Obra: El canto de las dunas

—Arturo, ¿Vos agarraste mi broche?

—Mamá, ¿qué hace afuera de la cama? Acuéstese.

—Estoy buscando mi broche de oro, el del trébol de cinco hojas. ¿Lo viste?

Arturo se incorporó del sillón y tomó a Esther por los hombros para guiarla de regreso
al dormitorio. “Vos nunca entendés nada, Arturo. Te digo que es importante”, repetía
Esther oponiendo una cansada resistencia. Arturo asentía sin demasiada convicción.
Cuando llegaron a la habitación, la acostó en la cama y le preguntó si quería ver algo en
la televisión. Esther pareció confundida pero terminó afirmando con la cabeza. Dejó que
Arturo acomodara los almohadones detrás de su espalda y los dos quedaron recostados
mirando una telenovela. Después de unos minutos, Esther reaccionó: “¿No lo habrás
vendido, no?”. Arturo refunfuñó prensando los dientes. Forzó una pausa y preguntó:
“¿Para qué quiere el broche?”. Los ojos de Esther se llenaron de un desprecio glacial.
“Para ayudar a tu hermano”, dijo. Arturo suspiró repasándose los ojos con las palmas de
las manos. “No creo que un broche sea de mucha ayuda”, respondió apenas audible.
“No podés ser tan desalmado. ¿A quién crié? Todo el mundo está colaborando. Si vos
estuvieras en su lugar... Tu hermano jamás me plantearía algo así”, dijo Esther
compungida. Arturo masculló un hastío viejo pero aprovechó la falta de luz para retrasar
el asunto. “Está empezando a anochecer. Si quiere, mañana por la mañana buscamos su
broche”, prometió. Esther resopló con cierto alivio. Ambos reacomodaron sus espaldas
contra el cabezal y siguieron mirando la televisión. Al cabo de un rato, Esther empezó a
revolver las sábanas bajo sus pies e intentó bajar de la cama. “¿Y a dónde va ahora?”
preguntó Arturo. “Tengo que ir a ver a Shirley, pobrecita. ¿Vos viste las barbaridades
que pintaron en su casa? No hay derecho. Las cosas no son así”, dijo Esther. Arturo
terminó por fastidiarse y con voz de mando gritó: “¡Mamá, acuéstese!”. Esther quedó
paralizada y temerosa. Sus ojos comenzaron a llenarse de lágrimas provocando que
Arturo sintiera el peso de una sentencia. Para redimirse, Arturo ensayó una ternura
conciliadora: “Hoy pasé por la casa de los McDouglas. Steve ya tapó todo con pintura
bordó”. “¿En serio me decís?”, preguntó Esther. “En serio, le digo. Mañana, después de
buscar su broche, la llevo a visitar a Shirley”, dijo Arturo. Ambos volvieron a recostarse
sobre el cabezal. Después de una hora, Arturo se incorporó de la cama para preparar la
cena. Antes de abandonar la habitación, Esther le dijo: “Acordate de tapar las ventanas
con las frazadas”. Vencido, Arturo asintió con media sonrisa, cerró la puerta tras de sí, y
en su paso por el comedor decidió hacer una llamada.

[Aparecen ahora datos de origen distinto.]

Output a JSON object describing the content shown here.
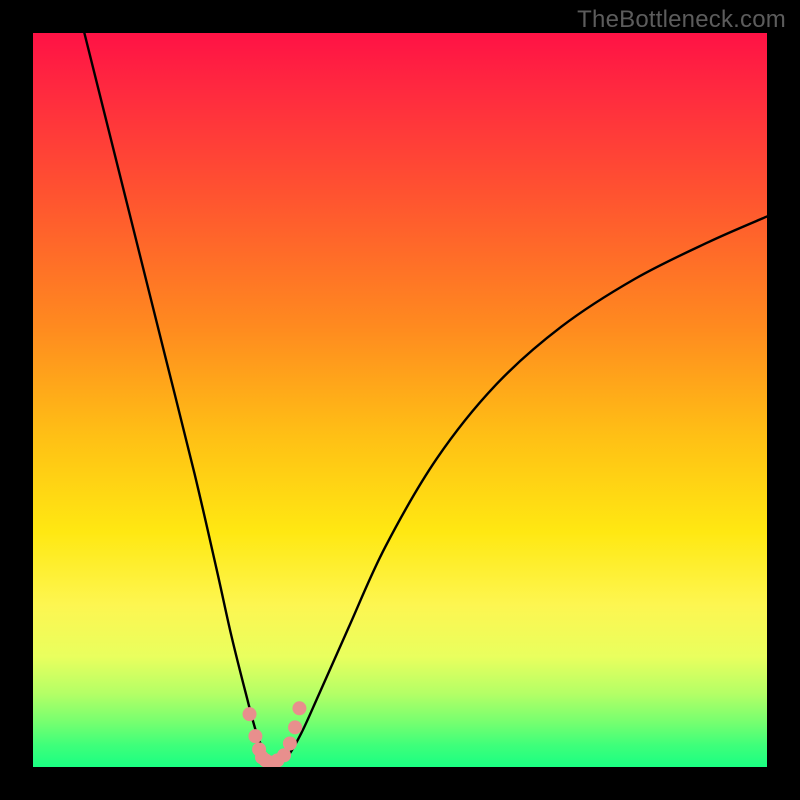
{
  "watermark": "TheBottleneck.com",
  "chart_data": {
    "type": "line",
    "title": "",
    "xlabel": "",
    "ylabel": "",
    "xlim": [
      0,
      100
    ],
    "ylim": [
      0,
      100
    ],
    "gradient_bands": [
      {
        "name": "red",
        "approx_y_range": [
          70,
          100
        ]
      },
      {
        "name": "orange",
        "approx_y_range": [
          40,
          70
        ]
      },
      {
        "name": "yellow",
        "approx_y_range": [
          12,
          40
        ]
      },
      {
        "name": "green",
        "approx_y_range": [
          0,
          12
        ]
      }
    ],
    "series": [
      {
        "name": "bottleneck-curve",
        "color": "#000000",
        "x": [
          7,
          10,
          14,
          18,
          22,
          25,
          27,
          29,
          30.5,
          32,
          33,
          34.5,
          36.5,
          39,
          43,
          48,
          55,
          63,
          72,
          82,
          92,
          100
        ],
        "y": [
          100,
          88,
          72,
          56,
          40,
          27,
          18,
          10,
          4.5,
          1.2,
          0.5,
          1.2,
          4.5,
          10,
          19,
          30,
          42,
          52,
          60,
          66.5,
          71.5,
          75
        ]
      },
      {
        "name": "highlight-valley",
        "color": "#e88f8d",
        "x": [
          29.5,
          30.3,
          30.8,
          31.2,
          31.7,
          32.5,
          33.3,
          34.2,
          35.0,
          35.7,
          36.3
        ],
        "y": [
          7.2,
          4.2,
          2.4,
          1.3,
          0.9,
          0.6,
          0.9,
          1.6,
          3.2,
          5.4,
          8.0
        ]
      }
    ],
    "minimum": {
      "x": 33,
      "y": 0.5
    }
  }
}
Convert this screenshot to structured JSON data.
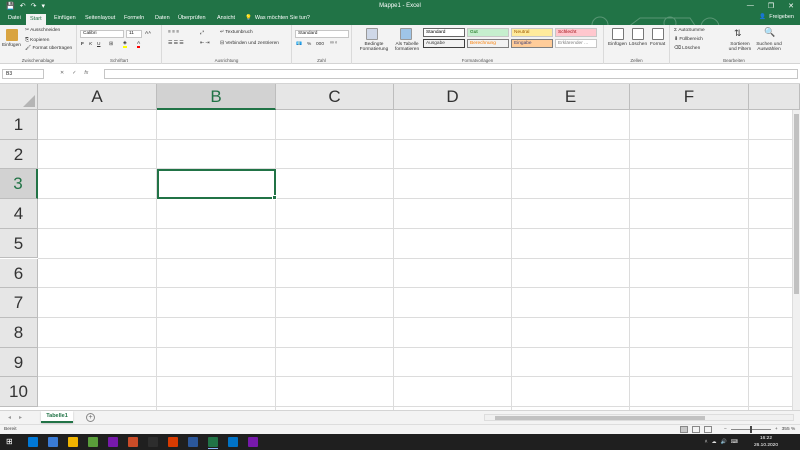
{
  "window": {
    "title": "Mappe1 - Excel",
    "qat": [
      "💾",
      "↶",
      "↷",
      "▾"
    ],
    "controls": [
      "—",
      "❐",
      "✕"
    ]
  },
  "tabs": [
    "Datei",
    "Start",
    "Einfügen",
    "Seitenlayout",
    "Formeln",
    "Daten",
    "Überprüfen",
    "Ansicht"
  ],
  "active_tab": "Start",
  "tell_me": "Was möchten Sie tun?",
  "share": "Freigeben",
  "ribbon": {
    "clipboard": {
      "paste": "Einfügen",
      "cut": "Ausschneiden",
      "copy": "Kopieren",
      "format_painter": "Format übertragen",
      "label": "Zwischenablage"
    },
    "font": {
      "name": "Calibri",
      "size": "11",
      "bold": "F",
      "italic": "K",
      "underline": "U",
      "label": "Schriftart"
    },
    "alignment": {
      "wrap": "Textumbruch",
      "merge": "Verbinden und zentrieren",
      "label": "Ausrichtung"
    },
    "number": {
      "format": "Standard",
      "percent": "%",
      "thousands": "000",
      "label": "Zahl"
    },
    "styles": {
      "conditional": "Bedingte Formatierung",
      "as_table": "Als Tabelle formatieren",
      "label": "Formatvorlagen",
      "cells": [
        {
          "label": "Standard",
          "bg": "#ffffff",
          "fg": "#000000",
          "border": "#666666"
        },
        {
          "label": "Gut",
          "bg": "#c6efce",
          "fg": "#006100",
          "border": "#c6c6c6"
        },
        {
          "label": "Neutral",
          "bg": "#ffeb9c",
          "fg": "#9c5700",
          "border": "#c6c6c6"
        },
        {
          "label": "Schlecht",
          "bg": "#ffc7ce",
          "fg": "#9c0006",
          "border": "#c6c6c6"
        },
        {
          "label": "Ausgabe",
          "bg": "#f2f2f2",
          "fg": "#3f3f3f",
          "border": "#3f3f3f"
        },
        {
          "label": "Berechnung",
          "bg": "#f2f2f2",
          "fg": "#fa7d00",
          "border": "#7f7f7f"
        },
        {
          "label": "Eingabe",
          "bg": "#ffcc99",
          "fg": "#3f3f76",
          "border": "#7f7f7f"
        },
        {
          "label": "Erklärender ...",
          "bg": "#ffffff",
          "fg": "#7f7f7f",
          "border": "#c6c6c6"
        }
      ]
    },
    "cells": {
      "insert": "Einfügen",
      "delete": "Löschen",
      "format": "Format",
      "label": "Zellen"
    },
    "editing": {
      "autosum": "AutoSumme",
      "fill": "Füllbereich",
      "clear": "Löschen",
      "sort": "Sortieren und Filtern",
      "find": "Suchen und Auswählen",
      "label": "Bearbeiten"
    }
  },
  "formula_bar": {
    "name_box": "B3",
    "fx": "fx",
    "value": ""
  },
  "grid": {
    "columns": [
      "A",
      "B",
      "C",
      "D",
      "E",
      "F"
    ],
    "rows": [
      "1",
      "2",
      "3",
      "4",
      "5",
      "6",
      "7",
      "8",
      "9",
      "10"
    ],
    "selected_column": "B",
    "selected_row": "3"
  },
  "sheets": [
    "Tabelle1"
  ],
  "status": {
    "ready": "Bereit",
    "zoom": "355 %"
  },
  "taskbar": {
    "time": "16:22",
    "date": "26.10.2020",
    "app_colors": [
      "#0078d7",
      "#3a7bd5",
      "#f0b400",
      "#5a9e3a",
      "#7719aa",
      "#ca4c28",
      "#2d2d2d",
      "#d83b01",
      "#2b579a",
      "#217346",
      "#0072c6",
      "#7719aa"
    ]
  },
  "colors": {
    "accent": "#217346",
    "ribbon_bg": "#f3f3f3",
    "header_bg": "#e6e6e6"
  }
}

—Ana, ¿cómo estás? Necesito pedirte un favor. Hace un rato mamá se despertó
preguntando por Fausto…, no, no le dije. También se acordó del día que grafitearon tu
casa y quiso ir a ver cómo estaban. Le dije que tu papá ya se había ocupado. Se me
ocurrió darle el teléfono y… ¿a vos te molestaría hacerte pasar por la tía Shirley y
decirle que están todos bien?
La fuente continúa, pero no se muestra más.